Relator da Lava Jato no STF, Edson Fachin revela que família está sendo ameaçada

Fachin ainda relatou que já tem tratado do tema e das ameaças. Segundo ministro, foram pedidas providências à presidente do STF e à Polícia Federal

“Preocupo-me não só com julgamento, mas também com a segurança de membros da minha família”, diz Fachin
Marcelo Camargo/Arquivo/Agência Brasil

“Preocupo-me não só com julgamento, mas também com a segurança de membros da minha família”, diz Fachin

O relator da Operação Lava Jato no Supremo Tribunal Federal (STF), ministro Edson Fachin, afirmou em entrevista à Globo News que sua família está sendo ameaçada, e que isso vem o preocupando. “Uma das preocupações que tenho não é só com o julgamento, mas também com a segurança de membros da minha família”, disse.

Fachin ainda relatou que já tem tratado do tema e das ameaças. Segundo ele, foram pedidas providências à presidente do STF, ministra Cármen Lúcia, e à Polícia Federal por intermédio da delegada que trabalha no Supremo.
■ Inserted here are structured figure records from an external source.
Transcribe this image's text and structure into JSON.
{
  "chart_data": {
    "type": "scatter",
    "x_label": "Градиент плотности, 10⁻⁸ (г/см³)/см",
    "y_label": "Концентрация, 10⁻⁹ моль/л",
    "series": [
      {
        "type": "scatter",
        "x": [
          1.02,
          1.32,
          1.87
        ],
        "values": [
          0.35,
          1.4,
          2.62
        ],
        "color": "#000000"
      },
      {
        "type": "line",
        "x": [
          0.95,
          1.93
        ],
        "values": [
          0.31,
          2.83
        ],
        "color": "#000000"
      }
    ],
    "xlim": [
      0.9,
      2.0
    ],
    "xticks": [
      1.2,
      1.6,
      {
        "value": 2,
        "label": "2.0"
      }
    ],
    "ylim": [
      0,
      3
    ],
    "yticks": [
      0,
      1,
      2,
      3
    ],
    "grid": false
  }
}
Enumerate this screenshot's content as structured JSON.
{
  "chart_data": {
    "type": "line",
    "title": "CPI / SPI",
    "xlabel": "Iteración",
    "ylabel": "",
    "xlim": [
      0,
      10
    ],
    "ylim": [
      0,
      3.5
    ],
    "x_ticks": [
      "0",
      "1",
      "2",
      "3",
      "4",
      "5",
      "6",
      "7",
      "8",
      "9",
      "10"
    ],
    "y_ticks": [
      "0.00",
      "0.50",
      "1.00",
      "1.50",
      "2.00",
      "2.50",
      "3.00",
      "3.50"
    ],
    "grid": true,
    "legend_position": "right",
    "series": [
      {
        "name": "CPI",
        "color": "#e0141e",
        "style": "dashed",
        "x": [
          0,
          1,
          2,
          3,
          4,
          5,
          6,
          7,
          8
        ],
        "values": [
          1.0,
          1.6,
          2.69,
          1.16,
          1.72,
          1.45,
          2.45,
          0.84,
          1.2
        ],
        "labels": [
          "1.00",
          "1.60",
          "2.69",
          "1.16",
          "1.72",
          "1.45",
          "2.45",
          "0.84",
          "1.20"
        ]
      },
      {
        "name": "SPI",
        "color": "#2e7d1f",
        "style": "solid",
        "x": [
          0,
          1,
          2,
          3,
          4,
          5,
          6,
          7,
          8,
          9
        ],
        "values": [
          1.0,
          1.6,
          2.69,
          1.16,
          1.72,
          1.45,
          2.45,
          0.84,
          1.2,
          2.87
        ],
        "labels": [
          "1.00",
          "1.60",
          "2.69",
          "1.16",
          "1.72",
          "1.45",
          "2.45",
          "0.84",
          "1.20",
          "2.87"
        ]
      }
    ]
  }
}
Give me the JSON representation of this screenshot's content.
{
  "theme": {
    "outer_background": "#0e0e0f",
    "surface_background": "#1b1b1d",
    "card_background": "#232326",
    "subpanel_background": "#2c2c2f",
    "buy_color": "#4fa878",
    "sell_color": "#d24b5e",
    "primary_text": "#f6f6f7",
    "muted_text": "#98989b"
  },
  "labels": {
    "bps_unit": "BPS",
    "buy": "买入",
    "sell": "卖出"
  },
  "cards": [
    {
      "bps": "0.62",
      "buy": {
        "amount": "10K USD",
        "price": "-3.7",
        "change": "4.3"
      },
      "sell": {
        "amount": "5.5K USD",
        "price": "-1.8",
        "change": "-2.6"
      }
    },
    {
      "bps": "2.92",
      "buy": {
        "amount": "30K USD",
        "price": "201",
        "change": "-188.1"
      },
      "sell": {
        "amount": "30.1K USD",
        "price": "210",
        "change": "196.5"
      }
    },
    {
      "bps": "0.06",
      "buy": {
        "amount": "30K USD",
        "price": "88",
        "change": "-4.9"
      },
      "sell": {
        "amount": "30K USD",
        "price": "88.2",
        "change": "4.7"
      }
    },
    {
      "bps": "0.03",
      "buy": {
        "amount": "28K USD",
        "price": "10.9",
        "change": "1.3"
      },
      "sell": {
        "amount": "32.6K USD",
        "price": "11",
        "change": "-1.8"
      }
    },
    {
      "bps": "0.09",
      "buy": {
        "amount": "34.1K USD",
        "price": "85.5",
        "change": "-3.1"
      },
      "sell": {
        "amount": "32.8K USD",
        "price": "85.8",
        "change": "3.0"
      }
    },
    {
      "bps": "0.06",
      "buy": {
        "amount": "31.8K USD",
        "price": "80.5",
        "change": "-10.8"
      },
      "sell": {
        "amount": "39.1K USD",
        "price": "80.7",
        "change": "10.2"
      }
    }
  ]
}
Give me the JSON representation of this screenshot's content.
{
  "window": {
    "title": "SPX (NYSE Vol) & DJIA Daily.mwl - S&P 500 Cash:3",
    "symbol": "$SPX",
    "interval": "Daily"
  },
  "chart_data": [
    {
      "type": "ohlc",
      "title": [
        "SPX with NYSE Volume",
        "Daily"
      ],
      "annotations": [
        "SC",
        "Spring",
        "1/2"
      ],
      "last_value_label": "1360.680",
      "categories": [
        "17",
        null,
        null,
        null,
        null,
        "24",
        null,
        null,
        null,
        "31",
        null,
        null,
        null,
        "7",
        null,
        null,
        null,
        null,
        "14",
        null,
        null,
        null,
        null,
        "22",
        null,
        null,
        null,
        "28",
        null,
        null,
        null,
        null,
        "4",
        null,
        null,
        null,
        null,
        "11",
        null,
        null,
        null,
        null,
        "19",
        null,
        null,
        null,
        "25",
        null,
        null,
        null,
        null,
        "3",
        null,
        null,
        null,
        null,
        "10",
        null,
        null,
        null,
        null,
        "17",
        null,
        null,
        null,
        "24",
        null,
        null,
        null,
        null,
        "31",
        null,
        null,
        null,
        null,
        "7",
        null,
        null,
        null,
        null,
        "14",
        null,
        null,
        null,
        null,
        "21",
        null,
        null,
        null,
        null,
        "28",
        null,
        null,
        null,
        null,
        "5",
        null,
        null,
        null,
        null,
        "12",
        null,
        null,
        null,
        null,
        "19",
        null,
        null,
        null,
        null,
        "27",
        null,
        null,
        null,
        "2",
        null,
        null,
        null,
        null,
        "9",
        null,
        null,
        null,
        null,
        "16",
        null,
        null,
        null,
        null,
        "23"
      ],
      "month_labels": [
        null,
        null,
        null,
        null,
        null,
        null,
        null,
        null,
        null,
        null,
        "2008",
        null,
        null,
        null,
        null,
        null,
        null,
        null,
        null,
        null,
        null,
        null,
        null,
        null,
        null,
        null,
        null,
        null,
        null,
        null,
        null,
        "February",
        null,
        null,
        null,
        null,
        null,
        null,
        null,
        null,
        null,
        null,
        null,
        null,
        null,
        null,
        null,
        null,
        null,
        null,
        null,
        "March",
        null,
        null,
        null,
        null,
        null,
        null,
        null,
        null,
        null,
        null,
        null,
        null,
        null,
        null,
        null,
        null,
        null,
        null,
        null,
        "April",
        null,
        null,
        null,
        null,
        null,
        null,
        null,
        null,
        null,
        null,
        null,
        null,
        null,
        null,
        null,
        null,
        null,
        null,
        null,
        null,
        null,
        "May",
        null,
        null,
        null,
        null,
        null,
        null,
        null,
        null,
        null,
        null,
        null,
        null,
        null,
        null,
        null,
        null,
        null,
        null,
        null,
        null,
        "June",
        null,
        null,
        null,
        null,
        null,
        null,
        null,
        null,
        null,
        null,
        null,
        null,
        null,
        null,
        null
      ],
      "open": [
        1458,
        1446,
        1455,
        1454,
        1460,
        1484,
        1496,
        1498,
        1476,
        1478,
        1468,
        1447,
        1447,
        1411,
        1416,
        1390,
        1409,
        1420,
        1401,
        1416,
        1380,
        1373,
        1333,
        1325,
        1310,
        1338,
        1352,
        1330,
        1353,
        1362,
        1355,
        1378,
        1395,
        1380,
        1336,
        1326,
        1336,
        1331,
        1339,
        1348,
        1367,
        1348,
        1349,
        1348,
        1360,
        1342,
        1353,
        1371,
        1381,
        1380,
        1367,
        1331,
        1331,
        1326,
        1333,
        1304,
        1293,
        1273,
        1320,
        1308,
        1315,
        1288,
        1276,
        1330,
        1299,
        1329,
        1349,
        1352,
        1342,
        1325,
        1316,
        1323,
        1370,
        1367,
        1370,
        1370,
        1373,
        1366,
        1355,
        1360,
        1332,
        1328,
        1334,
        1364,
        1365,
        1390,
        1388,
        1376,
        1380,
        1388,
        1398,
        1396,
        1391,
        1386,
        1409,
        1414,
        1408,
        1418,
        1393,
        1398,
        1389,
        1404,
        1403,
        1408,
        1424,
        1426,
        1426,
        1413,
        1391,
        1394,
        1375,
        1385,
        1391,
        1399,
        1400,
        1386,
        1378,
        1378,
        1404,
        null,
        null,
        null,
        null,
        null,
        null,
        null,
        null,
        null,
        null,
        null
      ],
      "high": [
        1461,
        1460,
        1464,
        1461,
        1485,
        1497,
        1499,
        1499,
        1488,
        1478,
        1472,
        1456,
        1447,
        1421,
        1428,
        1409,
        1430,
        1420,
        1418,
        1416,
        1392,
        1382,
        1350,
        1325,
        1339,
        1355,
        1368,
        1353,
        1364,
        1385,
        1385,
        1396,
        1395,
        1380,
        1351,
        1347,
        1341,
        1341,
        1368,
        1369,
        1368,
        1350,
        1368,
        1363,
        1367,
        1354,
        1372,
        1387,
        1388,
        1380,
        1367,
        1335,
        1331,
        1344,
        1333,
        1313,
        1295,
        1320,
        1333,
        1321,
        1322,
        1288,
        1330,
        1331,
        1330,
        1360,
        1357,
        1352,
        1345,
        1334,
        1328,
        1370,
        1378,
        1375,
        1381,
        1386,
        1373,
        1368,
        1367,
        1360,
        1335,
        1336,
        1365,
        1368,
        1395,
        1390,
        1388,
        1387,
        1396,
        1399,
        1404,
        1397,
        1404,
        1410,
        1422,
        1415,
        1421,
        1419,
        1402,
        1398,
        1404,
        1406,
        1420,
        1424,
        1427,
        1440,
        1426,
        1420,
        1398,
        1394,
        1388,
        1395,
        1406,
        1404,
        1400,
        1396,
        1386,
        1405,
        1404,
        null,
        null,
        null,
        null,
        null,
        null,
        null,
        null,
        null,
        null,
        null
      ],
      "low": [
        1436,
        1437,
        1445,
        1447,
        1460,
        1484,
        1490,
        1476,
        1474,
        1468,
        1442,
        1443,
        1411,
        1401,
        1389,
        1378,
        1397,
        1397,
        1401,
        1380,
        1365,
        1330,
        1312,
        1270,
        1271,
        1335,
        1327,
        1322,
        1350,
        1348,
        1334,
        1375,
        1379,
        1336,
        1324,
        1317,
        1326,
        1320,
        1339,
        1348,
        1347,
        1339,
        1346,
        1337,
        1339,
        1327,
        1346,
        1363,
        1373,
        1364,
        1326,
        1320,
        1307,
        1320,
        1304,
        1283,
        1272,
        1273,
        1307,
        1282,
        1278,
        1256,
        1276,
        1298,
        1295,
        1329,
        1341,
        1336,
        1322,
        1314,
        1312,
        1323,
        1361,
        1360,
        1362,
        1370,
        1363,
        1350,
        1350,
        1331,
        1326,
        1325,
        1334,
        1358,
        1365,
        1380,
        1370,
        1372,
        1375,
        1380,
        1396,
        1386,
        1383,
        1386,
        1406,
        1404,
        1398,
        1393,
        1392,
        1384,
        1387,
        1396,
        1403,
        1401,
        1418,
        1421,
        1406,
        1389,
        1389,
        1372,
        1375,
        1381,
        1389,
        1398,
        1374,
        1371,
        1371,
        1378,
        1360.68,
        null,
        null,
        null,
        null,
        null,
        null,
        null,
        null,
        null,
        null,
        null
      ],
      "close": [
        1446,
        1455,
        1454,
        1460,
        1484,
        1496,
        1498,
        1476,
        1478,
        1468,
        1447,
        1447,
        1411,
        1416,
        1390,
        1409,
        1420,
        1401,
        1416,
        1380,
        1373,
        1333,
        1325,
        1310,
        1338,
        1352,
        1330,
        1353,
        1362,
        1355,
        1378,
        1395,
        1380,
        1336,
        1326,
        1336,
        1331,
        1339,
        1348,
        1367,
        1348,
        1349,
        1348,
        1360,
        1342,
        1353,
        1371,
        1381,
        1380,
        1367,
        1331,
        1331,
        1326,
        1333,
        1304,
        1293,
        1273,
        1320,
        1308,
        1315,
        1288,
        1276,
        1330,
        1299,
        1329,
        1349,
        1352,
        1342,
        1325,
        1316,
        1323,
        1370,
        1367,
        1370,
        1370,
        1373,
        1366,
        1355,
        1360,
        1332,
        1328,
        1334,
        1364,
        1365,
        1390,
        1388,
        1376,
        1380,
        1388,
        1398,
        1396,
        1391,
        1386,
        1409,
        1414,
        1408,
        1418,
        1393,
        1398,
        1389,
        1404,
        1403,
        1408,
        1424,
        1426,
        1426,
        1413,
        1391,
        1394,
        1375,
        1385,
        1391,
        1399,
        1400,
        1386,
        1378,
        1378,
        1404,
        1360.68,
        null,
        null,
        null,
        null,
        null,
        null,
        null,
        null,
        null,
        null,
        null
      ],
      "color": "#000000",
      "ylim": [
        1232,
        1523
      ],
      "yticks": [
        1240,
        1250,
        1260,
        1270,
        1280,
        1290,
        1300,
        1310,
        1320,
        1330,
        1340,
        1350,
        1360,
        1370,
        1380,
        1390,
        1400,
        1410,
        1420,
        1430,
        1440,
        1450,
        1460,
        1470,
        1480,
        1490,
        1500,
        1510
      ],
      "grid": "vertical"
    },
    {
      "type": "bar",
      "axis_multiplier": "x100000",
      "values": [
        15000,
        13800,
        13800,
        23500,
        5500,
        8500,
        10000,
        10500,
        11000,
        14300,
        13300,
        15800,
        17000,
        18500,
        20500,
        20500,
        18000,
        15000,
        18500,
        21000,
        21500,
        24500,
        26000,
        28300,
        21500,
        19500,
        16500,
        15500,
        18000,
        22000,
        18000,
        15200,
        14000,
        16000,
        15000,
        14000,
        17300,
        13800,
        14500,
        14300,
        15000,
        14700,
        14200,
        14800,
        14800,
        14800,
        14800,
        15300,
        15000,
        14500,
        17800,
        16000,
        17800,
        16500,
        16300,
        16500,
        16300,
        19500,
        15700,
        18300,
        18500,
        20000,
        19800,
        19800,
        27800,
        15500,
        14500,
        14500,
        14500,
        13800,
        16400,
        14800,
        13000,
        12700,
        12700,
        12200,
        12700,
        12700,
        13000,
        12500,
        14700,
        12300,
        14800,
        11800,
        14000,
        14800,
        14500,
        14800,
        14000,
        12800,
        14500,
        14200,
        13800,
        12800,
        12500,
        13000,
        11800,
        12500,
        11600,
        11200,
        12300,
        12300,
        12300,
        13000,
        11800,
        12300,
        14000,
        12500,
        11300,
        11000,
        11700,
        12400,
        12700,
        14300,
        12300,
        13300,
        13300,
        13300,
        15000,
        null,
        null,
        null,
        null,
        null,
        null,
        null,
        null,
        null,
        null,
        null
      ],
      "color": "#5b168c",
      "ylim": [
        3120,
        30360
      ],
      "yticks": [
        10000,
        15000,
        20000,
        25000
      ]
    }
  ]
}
O ministro, porém, não especificou de quem ou de onde vêm as ameaças feitas contra seus familiares.

“Nem todos foram os instrumentos foram agilizados, mas eu efetivamente ando preocupado com isso, e esperando que não troquemos fechadura de uma porta já arrombada também nesse tema”, completou na entrevista à Globo News.

A Lava Jato no Supremo

Edson Fachin foi sorteado relator da Operação Lava Jato na Corte depois da morte do ministro Teori Zavascki, em 19 de janeiro de 2017, em um acidente de avião bimotor que voava em Paraty, região da Costa Verde do Rio de Janeiro, e do até então ministro da Justiça, Alexandre de Moraes, ser indicado pelo presidente Michel Temer para assumir a cadeira vaga no STF.

O relator do STF é responsável por analisar detalhadamente um processo, preparando relatório e apresentando aos colegas. Depois disso, deve colocar seu voto sobre determinada pauta no plenário e, então, os outros ministros podem segui-lo ou não. Ademais, pode colocar uma questão como urgente e, também, é o responsável por levar em votação o habeas corpus. Vale destacar que, no Supremo, como é no caso da Operação Lava Jato, são analisados processos de autoridades com foro privilegiado.